Вынырнувшие словно из ниоткуда женщины кинулись ловить треногими чашами хлещущую фонтанами ярко-алую кровь и собирать комочками хлопка кровь тёмную – она была повсюду: она оросила моё лицо и лица наших спутников, она стекала по жилистой шее вождя – он казался невозмутимым, если бы не подрагивающий кадык, – она с ног до головы покрывала его дочь – её колотила крупная дрожь, но за всё время выбора жертвы и её заклания девочка ни на полшага не сошла с места... Её отец, этот первобытный Авраам и Соломон в одном лице, поставил любимое чадо на кон, проверяя, кто эти чужие, явившиеся из запретного Леса: Зло или нечто другое? И если Зло, то можно ли его задобрить, умилостивить – или остаётся лишь безропотно подчиниться, подставив шею, как гаяр, под удар судьбы?

Так или иначе, но наш выбор – выбор существ, похожих на скитающихся во тьме джунглей духов предков, – снял камень с души вождя. Его напряжённое, как натянутая тетива, лицо расслабилось, и глубокие, жёсткие, как у статуи, морщины обрели человеческую мягкость.
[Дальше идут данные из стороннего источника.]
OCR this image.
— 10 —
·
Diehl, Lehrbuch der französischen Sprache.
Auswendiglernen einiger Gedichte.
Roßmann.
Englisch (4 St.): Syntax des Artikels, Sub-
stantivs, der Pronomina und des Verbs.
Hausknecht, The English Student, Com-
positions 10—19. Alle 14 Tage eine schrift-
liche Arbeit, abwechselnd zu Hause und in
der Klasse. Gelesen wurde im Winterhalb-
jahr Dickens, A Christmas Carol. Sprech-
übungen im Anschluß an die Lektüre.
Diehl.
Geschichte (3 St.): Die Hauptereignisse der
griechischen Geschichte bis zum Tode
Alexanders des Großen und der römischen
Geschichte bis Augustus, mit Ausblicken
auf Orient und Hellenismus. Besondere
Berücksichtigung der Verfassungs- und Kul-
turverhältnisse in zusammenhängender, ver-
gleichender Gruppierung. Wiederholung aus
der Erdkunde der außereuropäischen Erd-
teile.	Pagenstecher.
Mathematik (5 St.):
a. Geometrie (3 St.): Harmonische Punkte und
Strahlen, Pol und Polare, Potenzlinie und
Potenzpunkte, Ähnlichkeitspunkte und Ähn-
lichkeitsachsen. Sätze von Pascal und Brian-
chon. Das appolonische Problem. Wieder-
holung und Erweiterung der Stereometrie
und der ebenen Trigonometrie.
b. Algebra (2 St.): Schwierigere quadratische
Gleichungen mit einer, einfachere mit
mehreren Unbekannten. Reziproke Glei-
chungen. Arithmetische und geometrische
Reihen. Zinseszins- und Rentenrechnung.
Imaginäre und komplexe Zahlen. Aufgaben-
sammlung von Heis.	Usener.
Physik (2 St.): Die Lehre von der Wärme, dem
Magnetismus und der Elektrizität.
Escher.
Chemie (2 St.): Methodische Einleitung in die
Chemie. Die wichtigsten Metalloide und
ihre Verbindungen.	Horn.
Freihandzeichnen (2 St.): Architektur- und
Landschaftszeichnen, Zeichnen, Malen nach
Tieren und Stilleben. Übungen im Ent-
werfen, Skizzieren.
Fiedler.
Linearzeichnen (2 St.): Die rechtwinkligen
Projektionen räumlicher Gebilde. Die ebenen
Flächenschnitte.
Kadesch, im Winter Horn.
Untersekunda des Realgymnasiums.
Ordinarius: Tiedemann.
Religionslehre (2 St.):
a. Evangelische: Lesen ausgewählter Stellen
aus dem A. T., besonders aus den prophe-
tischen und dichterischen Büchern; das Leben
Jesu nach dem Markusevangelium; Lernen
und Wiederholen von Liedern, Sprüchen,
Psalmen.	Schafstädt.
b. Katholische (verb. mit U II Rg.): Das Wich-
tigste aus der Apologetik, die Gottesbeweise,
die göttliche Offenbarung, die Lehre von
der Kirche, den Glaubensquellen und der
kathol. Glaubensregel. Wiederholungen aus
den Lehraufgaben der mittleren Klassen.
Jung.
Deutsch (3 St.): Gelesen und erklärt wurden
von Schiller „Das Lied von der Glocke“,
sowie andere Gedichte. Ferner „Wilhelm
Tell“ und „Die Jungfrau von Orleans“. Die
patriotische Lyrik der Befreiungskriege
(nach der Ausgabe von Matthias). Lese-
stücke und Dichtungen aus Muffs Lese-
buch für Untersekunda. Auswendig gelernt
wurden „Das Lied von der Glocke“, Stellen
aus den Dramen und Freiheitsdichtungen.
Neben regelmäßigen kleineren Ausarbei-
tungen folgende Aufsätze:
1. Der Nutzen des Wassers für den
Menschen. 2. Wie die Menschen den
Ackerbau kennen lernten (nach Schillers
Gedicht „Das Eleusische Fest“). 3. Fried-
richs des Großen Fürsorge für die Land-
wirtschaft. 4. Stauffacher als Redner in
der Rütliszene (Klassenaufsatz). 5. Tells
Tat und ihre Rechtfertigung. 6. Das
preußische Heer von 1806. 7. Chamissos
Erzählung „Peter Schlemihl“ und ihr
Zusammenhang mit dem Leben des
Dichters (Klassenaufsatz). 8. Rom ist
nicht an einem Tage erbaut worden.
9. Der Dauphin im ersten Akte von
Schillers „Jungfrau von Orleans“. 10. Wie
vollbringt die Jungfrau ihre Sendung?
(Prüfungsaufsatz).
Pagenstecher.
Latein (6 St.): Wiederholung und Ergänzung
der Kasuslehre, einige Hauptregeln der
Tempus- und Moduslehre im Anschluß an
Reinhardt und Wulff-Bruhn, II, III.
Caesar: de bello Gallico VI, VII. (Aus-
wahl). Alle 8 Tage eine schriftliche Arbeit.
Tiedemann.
Он отдал несколько отрывистых приказаний, и племя засуетилось: воины развели костры под чанами, женщины принесли фрукты и рис – и вскоре его золотистые горки с уложенными вокруг длинными полосами мяса и ломтями дуриана украсили алтарь, на котором когда-то, возможно, приносили в жертву людей.

Не скажу, что мы сразу стали кунаками с этим народом: за всем весельем, песнями, состязаниями мужчин, сдержанным ритмом каменных барабанов чувствовалась некая настороженность – особенно когда кто-то приближался к клетке с золотисто-вороным скорпионом. Как они не знали, чего ожидать от тех, кто хоть и выбрал мясо быка вместо человеческого, но вышел оттуда, куда только уходят, так и мы в любую минуту могли ожидать иззубренных лезвий ножей, вскрывающих наши яремные вены – хотя бы для того, чтобы проверить, красна ли наша кровь и почему мы источаем такой резкий запах пчелиного яда.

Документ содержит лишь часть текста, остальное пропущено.